In Cote d'Ivoire, where treatment costs US $5.50 for three months, senior officers and the ministry of defence are conspicuous by their absence from the fight against HIV/AIDS in the military, according to Mariama Haidara, of PSI-Cote d'Ivoire.

"We believe the real weakness of this operation is the officers' lack of involvement," she said. "Peer educators aren't doing their work; they have other duties that get in the way."

Haidara said PSI planned to get military authorities more involved in its programme, and to enlist the help of members of a group of HIV-positive soldiers.

It would be difficult to bring about the kinds of changes that PSI was promoting, according to the group's Djebre, in spite of the films it has been screening once a month in barracks and the discussions it holds on prevention.

For example, after the screening of 'You and Me', a film composed of the testimonials of HIV-positive people, some soldiers were unconvinced and said the people "looked too healthy to be infected".

Myths and prejudices were alive and well among soldiers, especially in conflict zones. "A bullet kills faster than AIDS," said Ivorian soldiers on both sides of the divide.

To fight destructive behaviour, PSI-Cote d'Ivoire has trained 140 government soldiers as peer educators. "We're also going to have a mobile testing station because soldiers are more motivated [AIDS aware] after we pass through," Djebre observed.

The campaign to educate combatants started in the very first months of the war, at the end of 2002. Rebels were also targeted but, because of the lack of security in the zones under their control, efforts did not get under way until April 2004.

Since then, 46 soldiers have been trained to educate their peers in the main northern rebel-held centres of Bouake and Korhogo, and Man in the west.

"I go into the field to talk to the rebels myself when the STI rate goes up," said Sergeant-Major Niame Soro, who is in charge of the health of the rebel New Forces in the western zone.

"Disease is on the rise generally, and AIDS is no exception," he told IRIN.

According PSI's Djebre, soldiers were similar throughout the country. "They behave the same way and they have the same prejudices."
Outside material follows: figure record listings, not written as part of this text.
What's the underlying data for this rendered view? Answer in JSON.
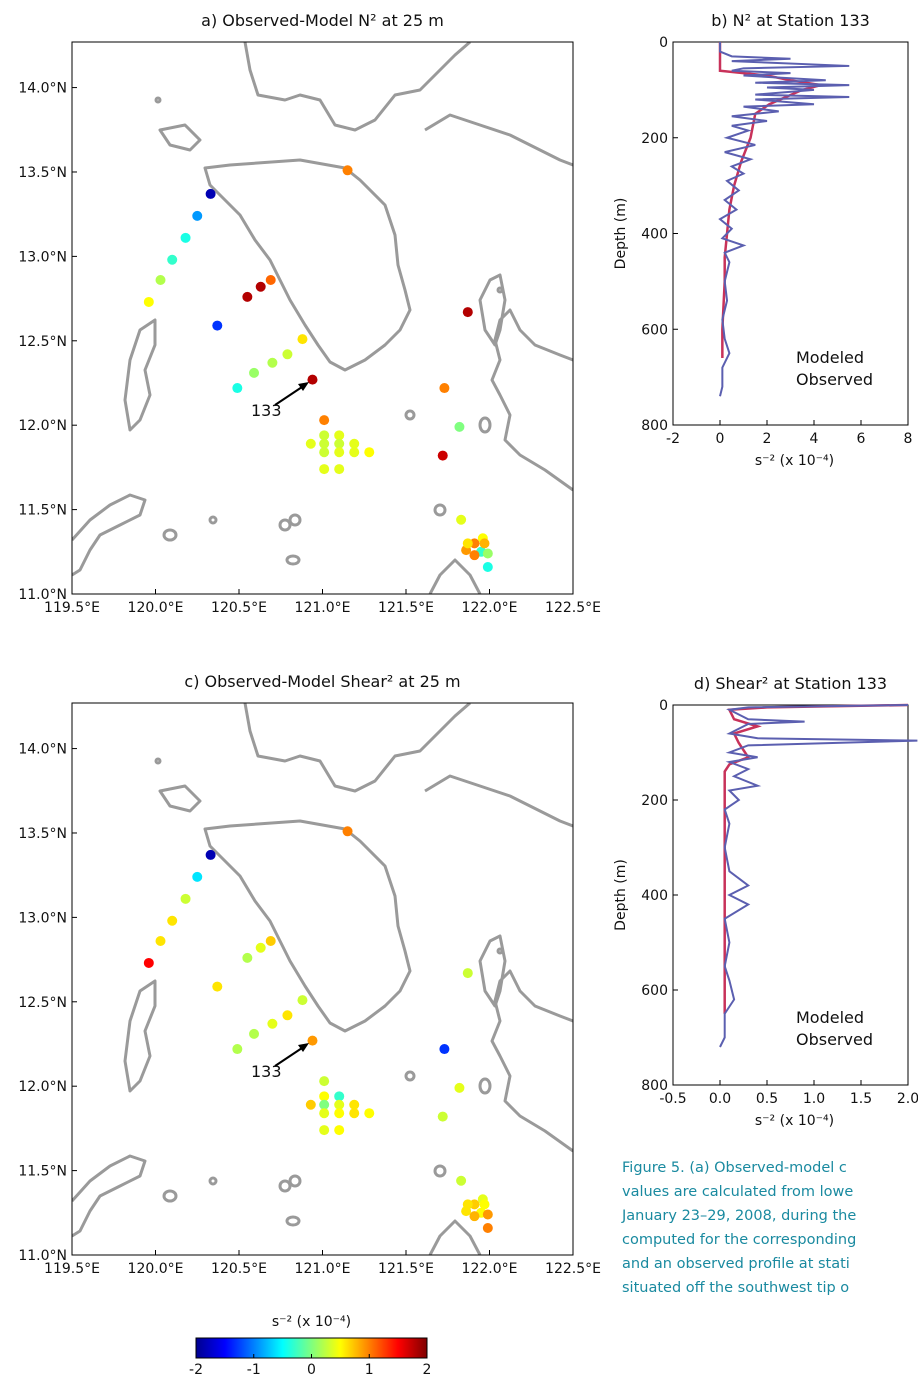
{
  "chart_data": [
    {
      "type": "scatter",
      "title": "a) Observed-Model N² at 25 m",
      "xlim": [
        119.5,
        122.5
      ],
      "ylim": [
        11.0,
        14.27
      ],
      "xticks": [
        {
          "value": 119.5,
          "label": "119.5°E"
        },
        {
          "value": 120.0,
          "label": "120.0°E"
        },
        {
          "value": 120.5,
          "label": "120.5°E"
        },
        {
          "value": 121.0,
          "label": "121.0°E"
        },
        {
          "value": 121.5,
          "label": "121.5°E"
        },
        {
          "value": 122.0,
          "label": "122.0°E"
        },
        {
          "value": 122.5,
          "label": "122.5°E"
        }
      ],
      "yticks": [
        {
          "value": 11.0,
          "label": "11.0°N"
        },
        {
          "value": 11.5,
          "label": "11.5°N"
        },
        {
          "value": 12.0,
          "label": "12.0°N"
        },
        {
          "value": 12.5,
          "label": "12.5°N"
        },
        {
          "value": 13.0,
          "label": "13.0°N"
        },
        {
          "value": 13.5,
          "label": "13.5°N"
        },
        {
          "value": 14.0,
          "label": "14.0°N"
        }
      ],
      "annotation": "133",
      "x": [
        120.33,
        120.25,
        120.18,
        120.1,
        120.03,
        119.96,
        120.37,
        120.55,
        120.63,
        120.69,
        120.49,
        120.59,
        120.7,
        120.79,
        120.88,
        120.94,
        121.15,
        121.01,
        121.01,
        121.1,
        120.93,
        121.01,
        121.1,
        121.19,
        121.01,
        121.1,
        121.19,
        121.28,
        121.01,
        121.1,
        121.87,
        121.73,
        121.82,
        121.72,
        121.83,
        121.96,
        121.91,
        121.86,
        121.95,
        121.99,
        121.91,
        121.99,
        121.97,
        121.87
      ],
      "y": [
        13.37,
        13.24,
        13.11,
        12.98,
        12.86,
        12.73,
        12.59,
        12.76,
        12.82,
        12.86,
        12.22,
        12.31,
        12.37,
        12.42,
        12.51,
        12.27,
        13.51,
        12.03,
        11.94,
        11.94,
        11.89,
        11.89,
        11.89,
        11.89,
        11.84,
        11.84,
        11.84,
        11.84,
        11.74,
        11.74,
        12.67,
        12.22,
        11.99,
        11.82,
        11.44,
        11.33,
        11.3,
        11.26,
        11.25,
        11.24,
        11.23,
        11.16,
        11.3,
        11.3
      ],
      "values": [
        -1.8,
        -0.9,
        -0.4,
        -0.3,
        0.2,
        0.5,
        -1.3,
        1.8,
        1.8,
        1.1,
        -0.4,
        0.1,
        0.2,
        0.3,
        0.6,
        1.8,
        1.0,
        1.0,
        0.3,
        0.4,
        0.4,
        0.3,
        0.3,
        0.4,
        0.3,
        0.4,
        0.4,
        0.5,
        0.4,
        0.4,
        1.8,
        1.0,
        0.0,
        1.7,
        0.4,
        0.5,
        1.0,
        0.9,
        -0.3,
        0.1,
        1.0,
        -0.4,
        0.8,
        0.6
      ]
    },
    {
      "type": "profile",
      "title": "b) N² at Station 133",
      "ylabel": "Depth (m)",
      "xlabel": "s⁻² (x 10⁻⁴)",
      "xlim": [
        -2,
        8
      ],
      "xticks": [
        -2,
        0,
        2,
        4,
        6,
        8
      ],
      "ylim": [
        0,
        800
      ],
      "yticks": [
        0,
        200,
        400,
        600,
        800
      ],
      "yaxis_reversed": true,
      "series": [
        {
          "name": "Modeled",
          "color": "#c8325a",
          "depth": [
            0,
            60,
            70,
            80,
            90,
            100,
            130,
            150,
            200,
            250,
            300,
            350,
            400,
            450,
            500,
            600,
            660
          ],
          "values": [
            0,
            0,
            2,
            3,
            4.3,
            3.5,
            2.1,
            1.5,
            1.3,
            0.9,
            0.6,
            0.4,
            0.3,
            0.2,
            0.2,
            0.1,
            0.1
          ]
        },
        {
          "name": "Observed",
          "color": "#5b5fb0",
          "depth": [
            0,
            20,
            30,
            35,
            40,
            50,
            55,
            60,
            65,
            70,
            80,
            85,
            90,
            95,
            100,
            110,
            115,
            120,
            130,
            135,
            145,
            155,
            165,
            175,
            185,
            200,
            215,
            230,
            245,
            260,
            275,
            290,
            310,
            330,
            350,
            370,
            390,
            410,
            425,
            440,
            460,
            500,
            540,
            580,
            620,
            650,
            680,
            720,
            740
          ],
          "values": [
            0,
            0,
            0.5,
            3,
            0.5,
            5.5,
            1,
            0.5,
            3,
            1,
            4.5,
            1.5,
            5.5,
            2,
            4,
            1.5,
            5.5,
            1.5,
            4,
            1,
            2.5,
            0.5,
            2,
            0.5,
            1.2,
            0.3,
            1.5,
            0.2,
            1.3,
            0.5,
            1,
            0.3,
            0.8,
            0.2,
            0.7,
            0,
            0.5,
            0.1,
            1,
            0.2,
            0.4,
            0.2,
            0.3,
            0.1,
            0.2,
            0.4,
            0.1,
            0.1,
            0
          ]
        }
      ]
    },
    {
      "type": "scatter",
      "title": "c) Observed-Model Shear² at 25 m",
      "xlim": [
        119.5,
        122.5
      ],
      "ylim": [
        11.0,
        14.27
      ],
      "xticks": [
        {
          "value": 119.5,
          "label": "119.5°E"
        },
        {
          "value": 120.0,
          "label": "120.0°E"
        },
        {
          "value": 120.5,
          "label": "120.5°E"
        },
        {
          "value": 121.0,
          "label": "121.0°E"
        },
        {
          "value": 121.5,
          "label": "121.5°E"
        },
        {
          "value": 122.0,
          "label": "122.0°E"
        },
        {
          "value": 122.5,
          "label": "122.5°E"
        }
      ],
      "yticks": [
        {
          "value": 11.0,
          "label": "11.0°N"
        },
        {
          "value": 11.5,
          "label": "11.5°N"
        },
        {
          "value": 12.0,
          "label": "12.0°N"
        },
        {
          "value": 12.5,
          "label": "12.5°N"
        },
        {
          "value": 13.0,
          "label": "13.0°N"
        },
        {
          "value": 13.5,
          "label": "13.5°N"
        },
        {
          "value": 14.0,
          "label": "14.0°N"
        }
      ],
      "annotation": "133",
      "x": [
        120.33,
        120.25,
        120.18,
        120.1,
        120.03,
        119.96,
        120.37,
        120.55,
        120.63,
        120.69,
        120.49,
        120.59,
        120.7,
        120.79,
        120.88,
        120.94,
        121.15,
        121.01,
        121.01,
        121.1,
        120.93,
        121.01,
        121.1,
        121.19,
        121.01,
        121.1,
        121.19,
        121.28,
        121.01,
        121.1,
        121.87,
        121.73,
        121.82,
        121.72,
        121.83,
        121.96,
        121.91,
        121.86,
        121.95,
        121.99,
        121.91,
        121.99,
        121.97,
        121.87
      ],
      "y": [
        13.37,
        13.24,
        13.11,
        12.98,
        12.86,
        12.73,
        12.59,
        12.76,
        12.82,
        12.86,
        12.22,
        12.31,
        12.37,
        12.42,
        12.51,
        12.27,
        13.51,
        12.03,
        11.94,
        11.94,
        11.89,
        11.89,
        11.89,
        11.89,
        11.84,
        11.84,
        11.84,
        11.84,
        11.74,
        11.74,
        12.67,
        12.22,
        11.99,
        11.82,
        11.44,
        11.33,
        11.3,
        11.26,
        11.25,
        11.24,
        11.23,
        11.16,
        11.3,
        11.3
      ],
      "values": [
        -1.8,
        -0.6,
        0.3,
        0.6,
        0.6,
        1.5,
        0.6,
        0.2,
        0.4,
        0.7,
        0.2,
        0.2,
        0.4,
        0.6,
        0.3,
        0.9,
        1.0,
        0.3,
        0.5,
        -0.3,
        0.7,
        0.0,
        0.4,
        0.6,
        0.4,
        0.5,
        0.6,
        0.5,
        0.4,
        0.5,
        0.3,
        -1.3,
        0.4,
        0.3,
        0.3,
        0.4,
        0.7,
        0.6,
        0.5,
        0.9,
        0.8,
        1.0,
        0.5,
        0.6
      ]
    },
    {
      "type": "profile",
      "title": "d) Shear² at Station 133",
      "ylabel": "Depth (m)",
      "xlabel": "s⁻² (x 10⁻⁴)",
      "xlim": [
        -0.5,
        2.0
      ],
      "xticks": [
        -0.5,
        {
          "value": 0.0,
          "label": "0.0"
        },
        0.5,
        {
          "value": 1.0,
          "label": "1.0"
        },
        1.5,
        {
          "value": 2.0,
          "label": "2.0"
        }
      ],
      "ylim": [
        0,
        800
      ],
      "yticks": [
        0,
        200,
        400,
        600,
        800
      ],
      "yaxis_reversed": true,
      "series": [
        {
          "name": "Modeled",
          "color": "#c8325a",
          "depth": [
            0,
            5,
            10,
            30,
            45,
            60,
            80,
            110,
            125,
            140,
            200,
            300,
            400,
            500,
            600,
            650
          ],
          "values": [
            2.0,
            0.5,
            0.1,
            0.15,
            0.4,
            0.15,
            0.2,
            0.3,
            0.1,
            0.05,
            0.05,
            0.05,
            0.05,
            0.05,
            0.05,
            0.05
          ]
        },
        {
          "name": "Observed",
          "color": "#5b5fb0",
          "depth": [
            0,
            5,
            10,
            20,
            30,
            35,
            40,
            60,
            70,
            75,
            85,
            100,
            110,
            120,
            135,
            150,
            170,
            180,
            200,
            220,
            250,
            300,
            350,
            380,
            400,
            420,
            450,
            500,
            550,
            580,
            620,
            650,
            700,
            720
          ],
          "values": [
            2.0,
            0.3,
            0.1,
            0.2,
            0.3,
            0.9,
            0.3,
            0.1,
            0.4,
            2.1,
            0.3,
            0.1,
            0.4,
            0.1,
            0.3,
            0.15,
            0.4,
            0.1,
            0.2,
            0.05,
            0.1,
            0.05,
            0.1,
            0.3,
            0.1,
            0.3,
            0.05,
            0.1,
            0.05,
            0.1,
            0.15,
            0.05,
            0.05,
            0
          ]
        }
      ]
    },
    {
      "type": "colorbar",
      "label": "s⁻² (x 10⁻⁴)",
      "lim": [
        -2,
        2
      ],
      "ticks": [
        -2,
        -1,
        0,
        1,
        2
      ]
    }
  ],
  "caption": {
    "lines": [
      "Figure 5. (a) Observed-model c",
      "values are calculated from lowe",
      "January 23–29, 2008, during the",
      "computed for the corresponding",
      "and an observed profile at stati",
      "situated off the southwest tip o"
    ]
  }
}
In Burundi, the defense ministry's Ndayikengurukiye agreed. "They are young, single and on the move, and they visit prostitutes. That makes all soldiers extremely vulnerable to HIV," he said, adding that these risk factors had to be taken into consideration in attempts to counter the ignorance and prejudice that thrived during wartime.

"Some say drinking Koutoukou [a potent local alcoholic drink] will prevent the virus from entering the body, while others believe urinating after sex can get it out," said PSI-Cote d'Ivoire's Haidara.

For PSI's Djebre it was essential to know what soldiers were thinking. "I met a young rebel soldier in Man and I talked to him about wearing a condom," she said. "He listened to me and then said that his amulets made him immune to diseases."